With schools closed, friends and family physically distancing, and normal activities restricted, we wanted to hear what young people are doing to help them deal with the anxiety and uncertainty that these changes can bring.
With schools closed, friends and family physically distancing, and normal activities restricted, teenagers are going through a period of change in the wake of coronavirus.
We wanted to hear what young people are doing to help them deal with the anxiety and uncertainty that these changes can bring, and so we got in touch with the students who took part in our 2019/20 Transition Year (TY) Programme.
Here, some of the group share their tips and the little things they are doing to keep strong and promote positive mental health.
Aoife, 16 years old
“To deal with the uncertainty around the coronavirus, I find it helpful to go to bed at a normal time and get up at a normal time. I find that is helps me get set up for the day well, as it is structured.”
“I also find watching a bit of Netflix once I have my school work finished is a great way to destress and take a break from the craziness the virus brings with it.”
Kaitlyn, 15 years old
“During the coronavirus, I’ve moved in with my grandparents, looking after my great-grandmother. I think it’s a difficult time for everyone, but especially elderly people. I’m trying to keep busy so I’m not spending all my time on my phone”
Claudine, 16 years old
“To help with my stress and thoughts evolving around the coronavirus, I paint. I got a few paint sets for Christmas where you have to match the number with a certain colour and a picture starts to show. I find this really relaxing and it takes my mind off things completely.”
Jason, 15 years old
“I feel like the whole quarantine idea is obviously a bit odd to me, but I also feel like it’s a perfect opportunity to catch up on hobbies I usually wouldn’t do, such as reading novels.”

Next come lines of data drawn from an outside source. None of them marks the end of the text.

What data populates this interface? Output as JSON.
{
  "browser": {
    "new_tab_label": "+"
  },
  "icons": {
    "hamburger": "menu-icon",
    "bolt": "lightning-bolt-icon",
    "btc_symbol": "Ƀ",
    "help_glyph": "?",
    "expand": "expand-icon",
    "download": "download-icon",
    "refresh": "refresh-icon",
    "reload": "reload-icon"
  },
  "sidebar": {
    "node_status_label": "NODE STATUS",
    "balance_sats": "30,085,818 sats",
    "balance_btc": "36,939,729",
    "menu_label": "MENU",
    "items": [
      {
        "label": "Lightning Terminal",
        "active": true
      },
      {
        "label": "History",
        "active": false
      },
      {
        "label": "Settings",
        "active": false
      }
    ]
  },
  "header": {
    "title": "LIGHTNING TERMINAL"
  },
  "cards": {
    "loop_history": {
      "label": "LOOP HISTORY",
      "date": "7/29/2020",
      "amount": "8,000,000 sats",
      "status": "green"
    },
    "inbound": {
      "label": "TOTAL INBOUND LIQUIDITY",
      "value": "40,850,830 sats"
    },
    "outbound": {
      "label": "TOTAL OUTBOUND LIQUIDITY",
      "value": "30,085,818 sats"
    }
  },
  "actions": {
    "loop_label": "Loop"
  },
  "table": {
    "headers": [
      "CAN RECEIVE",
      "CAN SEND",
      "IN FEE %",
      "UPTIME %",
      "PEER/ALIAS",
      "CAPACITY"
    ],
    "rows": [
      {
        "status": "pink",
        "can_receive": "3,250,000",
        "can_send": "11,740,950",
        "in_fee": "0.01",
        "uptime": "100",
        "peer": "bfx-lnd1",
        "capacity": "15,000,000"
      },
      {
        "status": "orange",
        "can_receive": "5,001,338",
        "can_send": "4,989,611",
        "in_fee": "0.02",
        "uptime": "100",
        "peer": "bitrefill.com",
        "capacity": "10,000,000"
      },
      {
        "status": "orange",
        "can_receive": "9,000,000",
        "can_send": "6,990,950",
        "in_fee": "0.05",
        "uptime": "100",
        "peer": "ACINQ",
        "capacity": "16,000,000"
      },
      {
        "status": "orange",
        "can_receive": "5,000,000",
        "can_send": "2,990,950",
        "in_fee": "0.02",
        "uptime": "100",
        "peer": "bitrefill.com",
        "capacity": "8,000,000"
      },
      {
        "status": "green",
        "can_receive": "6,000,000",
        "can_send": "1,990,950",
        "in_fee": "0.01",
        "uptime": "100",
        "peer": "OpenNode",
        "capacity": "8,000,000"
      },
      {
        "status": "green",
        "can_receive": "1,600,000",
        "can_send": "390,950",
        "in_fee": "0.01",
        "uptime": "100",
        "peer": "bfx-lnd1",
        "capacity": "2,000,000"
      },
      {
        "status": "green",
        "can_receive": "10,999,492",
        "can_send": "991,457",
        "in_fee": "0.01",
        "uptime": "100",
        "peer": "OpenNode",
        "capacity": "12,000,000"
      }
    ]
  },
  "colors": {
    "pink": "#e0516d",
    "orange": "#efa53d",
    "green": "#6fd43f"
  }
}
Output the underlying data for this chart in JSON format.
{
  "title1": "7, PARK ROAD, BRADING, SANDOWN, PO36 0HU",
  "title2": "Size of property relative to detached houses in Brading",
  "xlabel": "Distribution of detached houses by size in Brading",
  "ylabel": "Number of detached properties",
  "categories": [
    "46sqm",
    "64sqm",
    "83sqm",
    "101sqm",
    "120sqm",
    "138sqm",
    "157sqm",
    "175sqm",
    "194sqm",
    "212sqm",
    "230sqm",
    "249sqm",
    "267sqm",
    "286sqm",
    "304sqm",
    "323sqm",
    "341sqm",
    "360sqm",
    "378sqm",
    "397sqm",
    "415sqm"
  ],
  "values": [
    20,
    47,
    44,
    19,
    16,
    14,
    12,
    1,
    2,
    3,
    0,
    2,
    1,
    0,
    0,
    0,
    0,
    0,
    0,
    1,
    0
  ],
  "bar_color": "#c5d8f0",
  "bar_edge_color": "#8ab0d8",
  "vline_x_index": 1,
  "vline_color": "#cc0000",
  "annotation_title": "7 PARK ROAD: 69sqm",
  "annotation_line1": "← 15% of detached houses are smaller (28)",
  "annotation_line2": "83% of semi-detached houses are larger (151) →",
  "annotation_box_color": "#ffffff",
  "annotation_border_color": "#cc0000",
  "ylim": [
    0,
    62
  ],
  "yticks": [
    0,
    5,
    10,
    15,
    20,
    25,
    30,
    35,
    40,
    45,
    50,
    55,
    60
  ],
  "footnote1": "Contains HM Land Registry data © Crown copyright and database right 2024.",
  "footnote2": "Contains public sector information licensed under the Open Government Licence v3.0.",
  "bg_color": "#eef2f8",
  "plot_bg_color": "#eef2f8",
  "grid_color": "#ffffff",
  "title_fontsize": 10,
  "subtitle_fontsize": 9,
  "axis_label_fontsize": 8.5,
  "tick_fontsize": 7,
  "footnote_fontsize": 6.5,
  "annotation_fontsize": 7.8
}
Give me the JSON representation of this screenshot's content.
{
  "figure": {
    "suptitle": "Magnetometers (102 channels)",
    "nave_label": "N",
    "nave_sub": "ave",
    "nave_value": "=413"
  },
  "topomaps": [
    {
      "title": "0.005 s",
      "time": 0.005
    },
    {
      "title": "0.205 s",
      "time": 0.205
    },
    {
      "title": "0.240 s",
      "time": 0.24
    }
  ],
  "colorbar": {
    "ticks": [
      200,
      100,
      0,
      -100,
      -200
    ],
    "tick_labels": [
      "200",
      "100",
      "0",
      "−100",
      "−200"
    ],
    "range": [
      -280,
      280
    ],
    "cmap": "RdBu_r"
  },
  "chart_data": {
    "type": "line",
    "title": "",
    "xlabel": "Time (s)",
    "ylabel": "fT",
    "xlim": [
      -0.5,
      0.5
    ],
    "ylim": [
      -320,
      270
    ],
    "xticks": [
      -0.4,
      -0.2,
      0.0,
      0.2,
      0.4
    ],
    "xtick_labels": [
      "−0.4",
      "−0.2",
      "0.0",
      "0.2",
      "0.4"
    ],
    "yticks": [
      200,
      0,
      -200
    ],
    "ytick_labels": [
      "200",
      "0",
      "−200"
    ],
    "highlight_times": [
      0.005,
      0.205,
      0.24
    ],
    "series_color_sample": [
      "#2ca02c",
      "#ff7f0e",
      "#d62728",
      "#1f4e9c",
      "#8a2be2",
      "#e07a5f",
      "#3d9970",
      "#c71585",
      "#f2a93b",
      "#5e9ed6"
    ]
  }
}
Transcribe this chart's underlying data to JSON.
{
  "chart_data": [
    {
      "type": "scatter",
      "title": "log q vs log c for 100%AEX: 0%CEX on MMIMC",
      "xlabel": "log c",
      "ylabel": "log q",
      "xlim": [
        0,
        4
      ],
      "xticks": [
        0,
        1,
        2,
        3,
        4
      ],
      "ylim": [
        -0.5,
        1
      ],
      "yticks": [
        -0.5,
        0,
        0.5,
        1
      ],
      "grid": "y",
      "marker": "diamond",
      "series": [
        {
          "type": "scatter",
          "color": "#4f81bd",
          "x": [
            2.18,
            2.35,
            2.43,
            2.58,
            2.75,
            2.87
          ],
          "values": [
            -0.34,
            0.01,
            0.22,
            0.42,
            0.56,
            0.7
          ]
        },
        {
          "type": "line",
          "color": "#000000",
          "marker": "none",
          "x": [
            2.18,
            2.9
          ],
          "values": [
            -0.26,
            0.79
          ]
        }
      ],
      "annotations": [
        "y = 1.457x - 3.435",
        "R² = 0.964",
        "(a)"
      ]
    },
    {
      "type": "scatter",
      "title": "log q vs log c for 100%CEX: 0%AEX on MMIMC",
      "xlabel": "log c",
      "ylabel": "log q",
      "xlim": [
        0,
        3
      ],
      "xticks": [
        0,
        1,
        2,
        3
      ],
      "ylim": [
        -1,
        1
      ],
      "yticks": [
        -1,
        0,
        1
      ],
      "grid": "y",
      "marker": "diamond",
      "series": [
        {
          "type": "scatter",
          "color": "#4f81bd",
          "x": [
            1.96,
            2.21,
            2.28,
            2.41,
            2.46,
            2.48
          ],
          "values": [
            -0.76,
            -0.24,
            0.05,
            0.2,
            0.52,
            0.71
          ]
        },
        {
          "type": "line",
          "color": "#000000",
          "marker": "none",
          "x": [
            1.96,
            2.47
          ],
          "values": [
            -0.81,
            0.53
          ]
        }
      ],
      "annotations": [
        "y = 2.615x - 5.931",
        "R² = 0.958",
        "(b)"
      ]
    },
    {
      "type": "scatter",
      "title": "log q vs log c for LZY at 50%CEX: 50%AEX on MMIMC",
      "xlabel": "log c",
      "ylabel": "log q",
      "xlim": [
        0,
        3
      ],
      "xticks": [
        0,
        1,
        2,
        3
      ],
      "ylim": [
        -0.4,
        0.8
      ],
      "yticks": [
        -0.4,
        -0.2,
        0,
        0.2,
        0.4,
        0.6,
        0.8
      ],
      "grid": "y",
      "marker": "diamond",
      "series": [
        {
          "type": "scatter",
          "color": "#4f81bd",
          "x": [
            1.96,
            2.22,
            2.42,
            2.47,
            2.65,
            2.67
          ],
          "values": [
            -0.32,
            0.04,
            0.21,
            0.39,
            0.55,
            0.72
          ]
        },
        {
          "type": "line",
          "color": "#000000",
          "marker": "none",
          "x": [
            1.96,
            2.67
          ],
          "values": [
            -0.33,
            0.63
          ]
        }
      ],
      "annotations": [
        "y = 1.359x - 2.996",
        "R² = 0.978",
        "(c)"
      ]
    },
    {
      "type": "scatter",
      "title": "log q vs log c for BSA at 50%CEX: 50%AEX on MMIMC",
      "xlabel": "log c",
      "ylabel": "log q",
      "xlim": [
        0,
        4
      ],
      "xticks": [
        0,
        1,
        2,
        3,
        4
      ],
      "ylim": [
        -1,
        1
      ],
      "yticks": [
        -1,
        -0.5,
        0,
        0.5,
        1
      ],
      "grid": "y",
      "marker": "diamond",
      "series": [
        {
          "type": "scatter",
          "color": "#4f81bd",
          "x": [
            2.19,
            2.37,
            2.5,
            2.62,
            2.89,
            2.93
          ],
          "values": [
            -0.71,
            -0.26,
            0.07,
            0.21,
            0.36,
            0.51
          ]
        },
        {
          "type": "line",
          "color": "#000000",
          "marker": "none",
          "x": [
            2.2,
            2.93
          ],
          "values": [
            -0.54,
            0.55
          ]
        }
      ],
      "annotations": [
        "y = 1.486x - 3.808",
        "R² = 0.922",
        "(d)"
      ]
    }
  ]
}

"During this time of coronavirus, I have been trying my best to take care of my mental health as much as I possibly can. Along with keeping up to date with online school, I have been trying to incorporate physical activity into my daily routine, whether that’s going for a walk or run or even just doing a short workout video. I find that this puts my mind at ease during these difficult and stressful times. I have also tried to take advantage of all the time I have on my hands, by developing new skills and improving other ones. I have enjoyed playing instruments, baking,playing basketball and many more over these past few weeks.
I think it is very important to keep in touch with friends and family during times like these, when you are unable to see them in person. Facetiming friends every couple of days helps incorporate a sense of normality. I also try to call my grandparents a few times a week, just to check up on them and see how they are, as this is a very worrisome time for them. I think all of these factors combined are helping me keep a positive mindset during the coronavirus."
“During these tough times that came quite fast, I kept myself occupied with school work and with some art which is a hobby that I enjoy a lot. I thought I'd create a pencil drawing with a pleasant message. We are living through a hard period but I am believing that all of this would change.”